Scanning the reports of Site Meter obsessively, as I am wont to do (Google loves me, this I know/For Site Meter tells me so), I noticed a curious uptick in the number of visitors finding this place because they were searching for information on "Advent." Which is laudable, but also a kind of interesting statement about how we've structured our society. In brief, I blame consumerism.
Maybe it isn't that, actually. Took the Golden Child shopping for a coat she wanted, the other day. It was the last day of the sale, and I was worried there'd be nothing left. Silly me; they had plenty. Of course, it was a winter coat she wanted, and the temperatures have been flirting with 90 F all week, so why I thought people would do something as sensible as buy a winter coat when it was on sale, well....let's say I learned my lesson! Almost no one, of course, was enticed by the sale price; they weren't paying attention because they didn't need a coat. By today, however, with temperatures flirting with 70 (this is considered "cold" on the Gulf Coast), I'm sure the coats will be selling briskly; at the regular price.

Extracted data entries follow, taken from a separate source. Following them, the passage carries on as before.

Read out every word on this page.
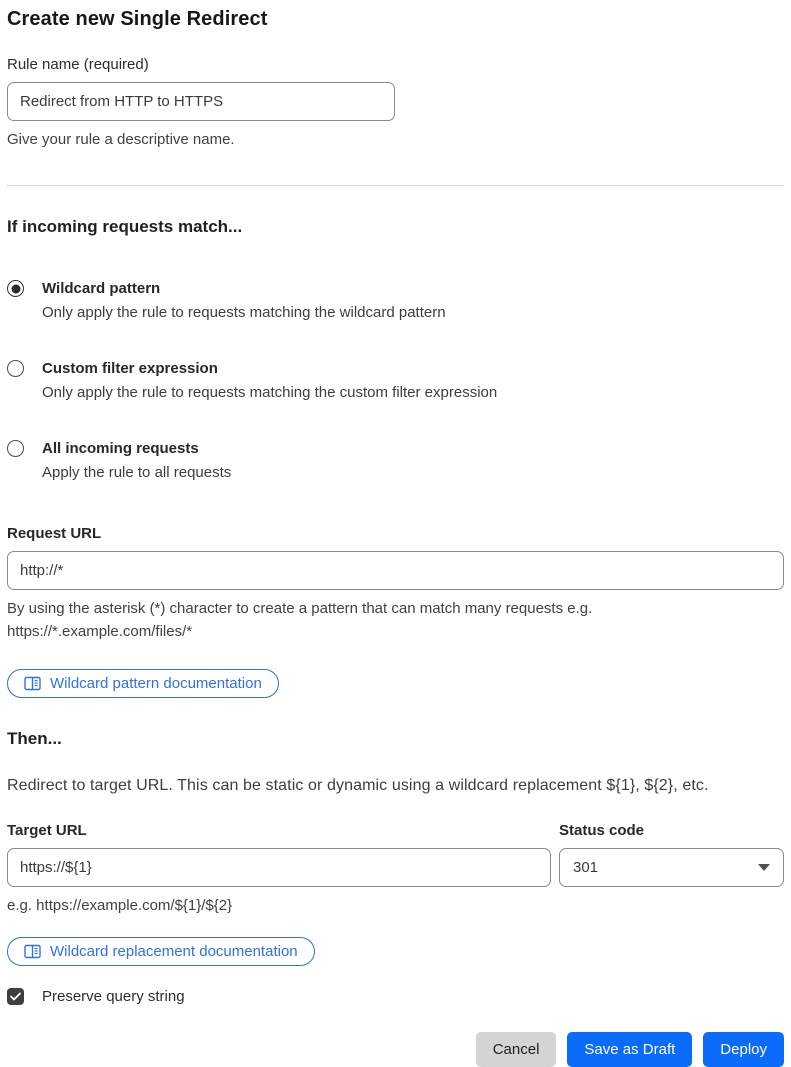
Create new Single Redirect
Rule name (required)
Redirect from HTTP to HTTPS
Give your rule a descriptive name.
If incoming requests match...
Wildcard pattern
Only apply the rule to requests matching the wildcard pattern
Custom filter expression
Only apply the rule to requests matching the custom filter expression
All incoming requests
Apply the rule to all requests
Request URL
http://*
By using the asterisk (*) character to create a pattern that can match many requests e.g.
https://*.example.com/files/*
Wildcard pattern documentation
Then...

Redirect to target URL. This can be static or dynamic using a wildcard replacement ${1}, ${2}, etc.

Target URL
https://${1}
e.g. https://example.com/${1}/${2}
Status code
301
Wildcard replacement documentation
Preserve query string
Cancel	Save as Draft	Deploy
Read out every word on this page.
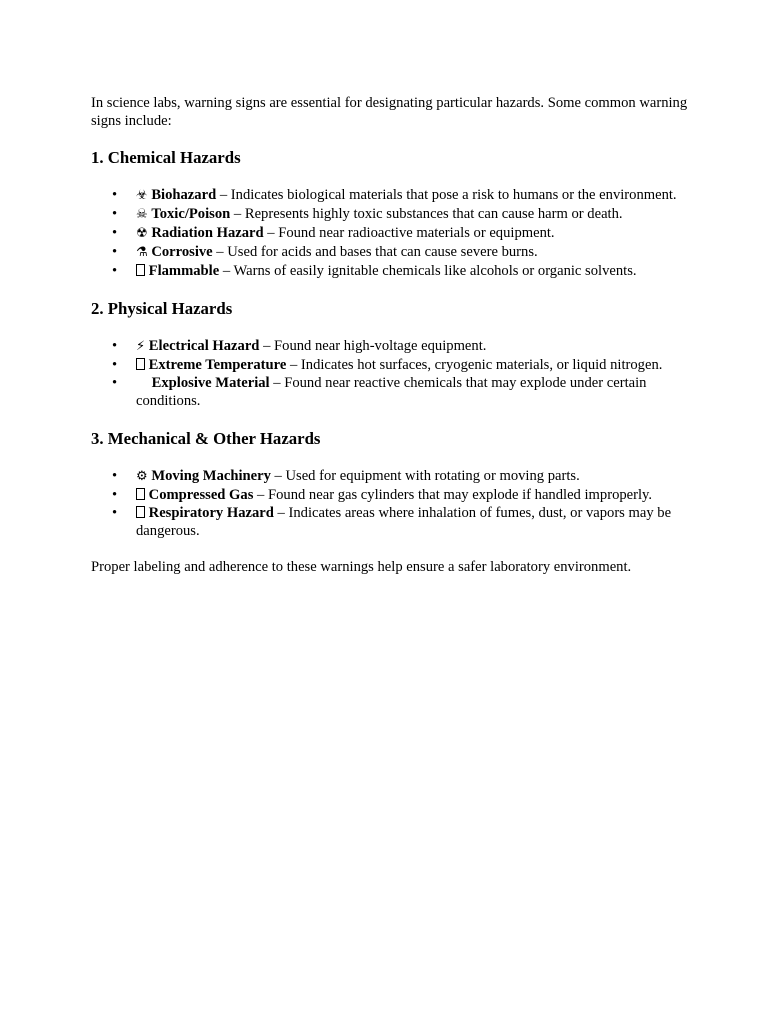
In science labs, warning signs are essential for designating particular hazards. Some common warning signs include:

1. Chemical Hazards
• ☣ Biohazard – Indicates biological materials that pose a risk to humans or the environment.
• ☠ Toxic/Poison – Represents highly toxic substances that can cause harm or death.
• ☢ Radiation Hazard – Found near radioactive materials or equipment.
• ⚗ Corrosive – Used for acids and bases that can cause severe burns.
• Flammable – Warns of easily ignitable chemicals like alcohols or organic solvents.
2. Physical Hazards
• ⚡ Electrical Hazard – Found near high-voltage equipment.
• Extreme Temperature – Indicates hot surfaces, cryogenic materials, or liquid nitrogen.
• Explosive Material – Found near reactive chemicals that may explode under certain conditions.
3. Mechanical & Other Hazards
• ⚙ Moving Machinery – Used for equipment with rotating or moving parts.
• Compressed Gas – Found near gas cylinders that may explode if handled improperly.
• Respiratory Hazard – Indicates areas where inhalation of fumes, dust, or vapors may be dangerous.

Proper labeling and adherence to these warnings help ensure a safer laboratory environment.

We tend, in other words, to respond to stimuli, not to the calendar. But maybe that underscores my point, rather than undermines it. Because Xmas carols have been playing since the day after Hallowe'en in the stores I go into (mostly grocery stores), and Xmas goodies and decorations have been on display in every retail corner of this fair city since at least November 1, if not earlier. Consumerism depends on the anticipation of the season. Food Network (practically the only TV I watch, now that Jon Stewart is in re-runs) started getting us ready for Thanksgiving a week ago. Two days before Thanksgiving, they've already announced, they'll be getting us ready for Christmas. I guess the New Year's Dinners will be promoted around St. Nicholas Day, so we can get on to romantic Valentine's Day suppers by December 23rd.
There is a description of this kind of thing in the psychological literature, because I was "diagnosed" with it at one time. Essentially, I was advised, I was too busy living "in the future" to pay attention to the present. It was something of an escape mechanism for me, but it was also a cheat. It left the present hollow and my friends and family neglected as I busily built glass castles in the air which, of course, I could never move in to because I could never catch up with them; they were always "in the future." Hard to appreciate the present when you can't stop and look around at it.
And so I notice so many people so anxious (apparently; or just curious) to prepare for Advent before Advent has come, just as we must be ready for Thanksgiving so the meal is "perfect" and then be ready for Christmas so that day is "perfect," and then get ready for New Year's Eve so that party is "perfect," and....when do we ever just stop and enjoy the moment that is right before us? If we did that, of course, we might not buy all the things we need to make the future "perfect," though, and what would we do then?
If this is all starting to sound familiar, I suppose that is no accident. Advent itself is about preparation. I'll have more to say on that anon. And hopefully some new things to say about Advent throughout the season of same. But when we've reached the level of having to prepare for the preparation, well...that's getting a bit "meta-" even for me.
Advent is coming, but it is not yet. It is the season of what has come, and is coming, and what is not yet. A good place to start a new year. May we all be ready to begin, by then. In the meantime, let us live fully in the year that is ending, but not yet ended.